Mié 06.08.2003

ESPECTáCULOS

La vida entendida como una carrera interminable

La obra “Maratón en Nueva York”, dirigida por Patricio Orozco, plantea la dicotomía entre un deportista que busca la hazaña y otro paralizado por la angustia.

› Por Cecilia Hopkins

En Maratón en Nueva York, el italiano Edoardo Erba toma un episodio de la antigua Grecia para prologar una historia actual: en el 490 a.C., luego de ganar la batalla de Maratón contra los persas, el general Milcíades envió a un soldado a Atenas a dar cuenta de la victoria. Tras correr 42 kilómetros, el hombre –que se llamaba Diomedon, aunque en la obra se asegura que nadie registró su nombre– murió a causa del esfuerzo realizado pero no antes de comunicar las buenas nuevas. Esa distancia, que quedó fijada para los maratones actuales como homenaje al legendario corredor, obsesiona a dos atletas que sueñan con competir en Nueva York, ejes de una pieza que busca introducirse en una variedad de temas afines a la superación del individuo.
Tras haber hecho una impasse en su vida de corredores, los amigos se dan cita para iniciar su entrenamiento. Ambos saben que el proyecto que tienen en mente les demandará un duro sacrificio, pero el autor reparte el don de la fuerza de voluntad en dosis desiguales. Así, Mario (Gonzalo Jordán) duda del compromiso que están por asumir, literalmente, a cada paso, mientras que Esteban (Federico Buso) no acepta hablar de otra cosa, empeñado en lograr una buena marca durante el circuito, a modo de preparativo para entrenamientos aún más severos.

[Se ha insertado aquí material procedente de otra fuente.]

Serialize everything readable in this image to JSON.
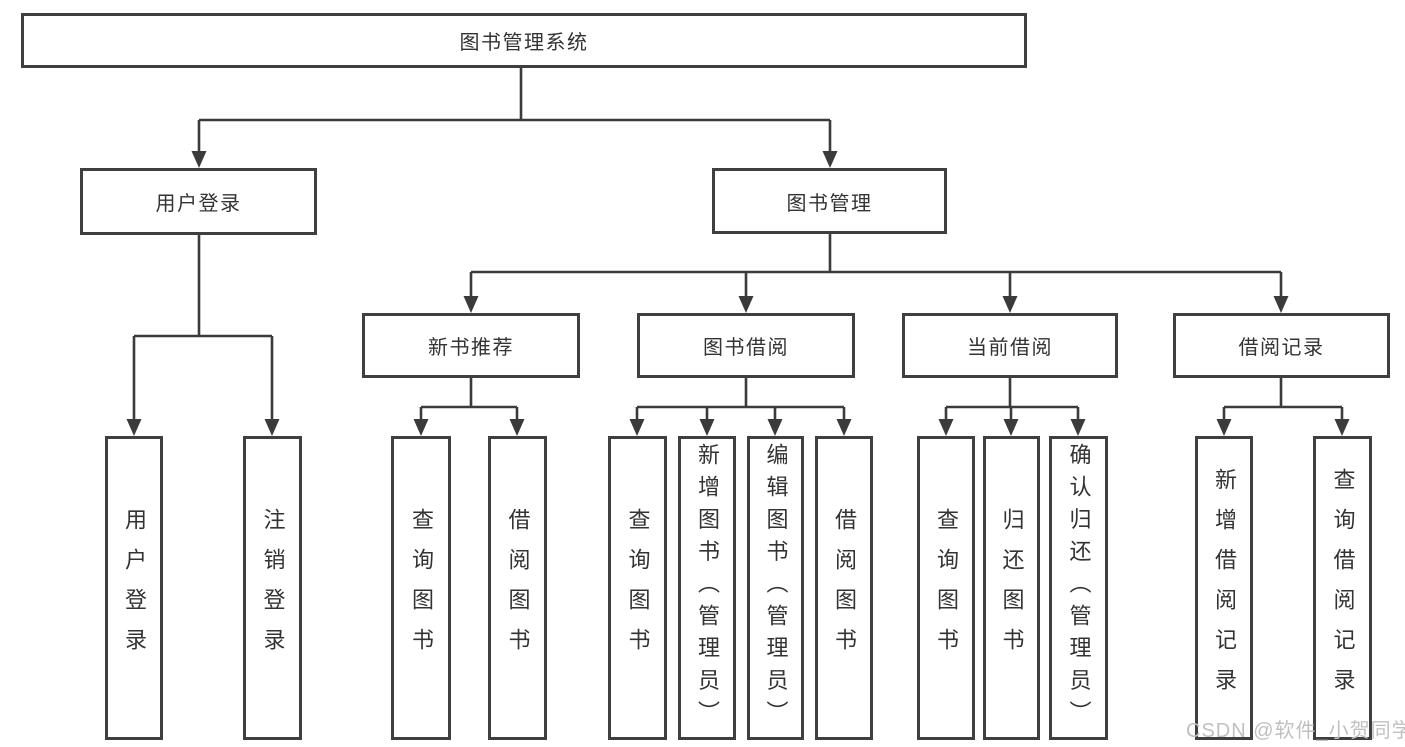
{
  "diagram": {
    "root": {
      "label": "图书管理系统"
    },
    "branches": [
      {
        "label": "用户登录",
        "leaves": [
          {
            "label": "用户登录"
          },
          {
            "label": "注销登录"
          }
        ]
      },
      {
        "label": "图书管理",
        "sections": [
          {
            "label": "新书推荐",
            "leaves": [
              {
                "label": "查询图书"
              },
              {
                "label": "借阅图书"
              }
            ]
          },
          {
            "label": "图书借阅",
            "leaves": [
              {
                "label": "查询图书"
              },
              {
                "label": "新增图书（管理员）"
              },
              {
                "label": "编辑图书（管理员）"
              },
              {
                "label": "借阅图书"
              }
            ]
          },
          {
            "label": "当前借阅",
            "leaves": [
              {
                "label": "查询图书"
              },
              {
                "label": "归还图书"
              },
              {
                "label": "确认归还（管理员）"
              }
            ]
          },
          {
            "label": "借阅记录",
            "leaves": [
              {
                "label": "新增借阅记录"
              },
              {
                "label": "查询借阅记录"
              }
            ]
          }
        ]
      }
    ]
  },
  "watermark": {
    "text": "CSDN @软件_小贺同学"
  },
  "colors": {
    "line": "#3b3b3b",
    "border": "#3f3f3f",
    "text": "#333333",
    "watermark": "#c0c0c0",
    "background": "#ffffff"
  }
}
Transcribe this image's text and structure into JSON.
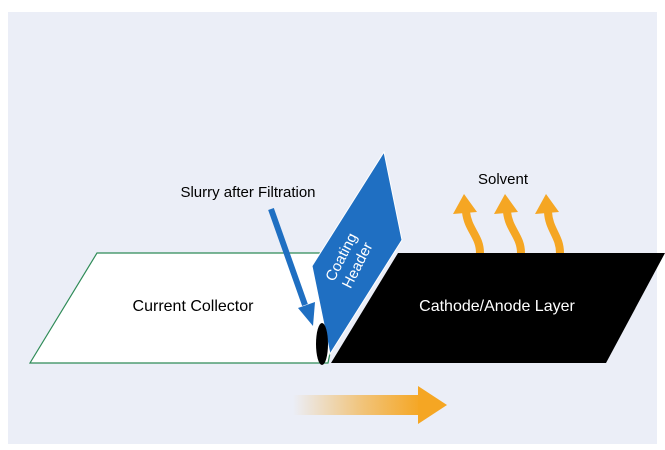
{
  "labels": {
    "current_collector": "Current Collector",
    "active_layer": "Cathode/Anode Layer",
    "slurry": "Slurry after Filtration",
    "solvent": "Solvent",
    "coating_header_line1": "Coating",
    "coating_header_line2": "Header"
  },
  "colors": {
    "background_panel": "#ebeef7",
    "collector_fill": "#ffffff",
    "collector_outline": "#2e8b57",
    "active_layer_fill": "#000000",
    "coating_header_fill": "#1f6fc2",
    "slurry_arrow": "#1f6fc2",
    "solvent_arrows": "#f5a623",
    "motion_arrow": "#f5a623"
  }
}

A través de su charla y de la exposición del cansancio físico que los invade, los personajes van revelando las motivaciones que se esconden tras la debilidad y la fortaleza de uno y otro, hasta que ambos terminan componiendo una metáfora de doble sentido, que por momentos se refiere a los riesgos de un sacrificio inútil y, por otro, a la búsqueda de lo que parece un imposible.
Para Esteban la vida es una pesadilla: la única manera en que un individuo puede dar sentido a su existencia es realizando una acción superlativa, que deberá cumplir aun a riesgo de muerte. Pero sus imperativos no seducen a Mario, paralizado como está por la ausencia de toda certeza. Ninguno imagina que la situación terminará revirtiéndose al promediar el entrenamiento, giro que determinará un cambio en la tonalidad del espectáculo, que comienza a introducirse en un tiempo y un espacio irreales, producto de la exteriorización de la angustia de ambos atletas.
Mientras intercambian sus puntos de vista, los dos personajes emprenden un recorrido que dura poco menos de una hora y los actores, en consecuencia, pasan el mismo tiempo trotando en el lugar, apenas variando el ángulo de su carrera enloquecida. Mario siempre encuentra la manera de guiar la conversación con la intención de remontarse a situaciones de su infancia y adolescencia, en las cuales no ha salido bien parado, en tanto su amigo intenta no desconcentrarse de los rigores de la carrera, evitando ocupar su pensamiento en cuestiones ajenas a la actividad deportiva. El carácter vacilante de Mario lo lleva, incluso, a cuestionar el sentido de la tarea que está llevando a cabo hasta perder la fe por completo. En consecuencia, extiende su duda hacia otros temas, desde los criterios de justicia que imperan en la sociedad hasta la existencia de un ser creador del universo, junto a otros ítem propios de la especulación metafísica.
Es precisamente durante estas elucubraciones que el texto de Erba se vuelve forzado, demasiado atento a introducir en el discurso de sus personajes ciertas “cuestiones profundas” que contrasten con la charla –por momentos no exenta de lugares comunes– que incluye también la vida en pareja o el recuento de aquellas personalidades que en el transcurso de la historia perdieron la vida, víctimas de un accidente o atentado o por vía del suicidio.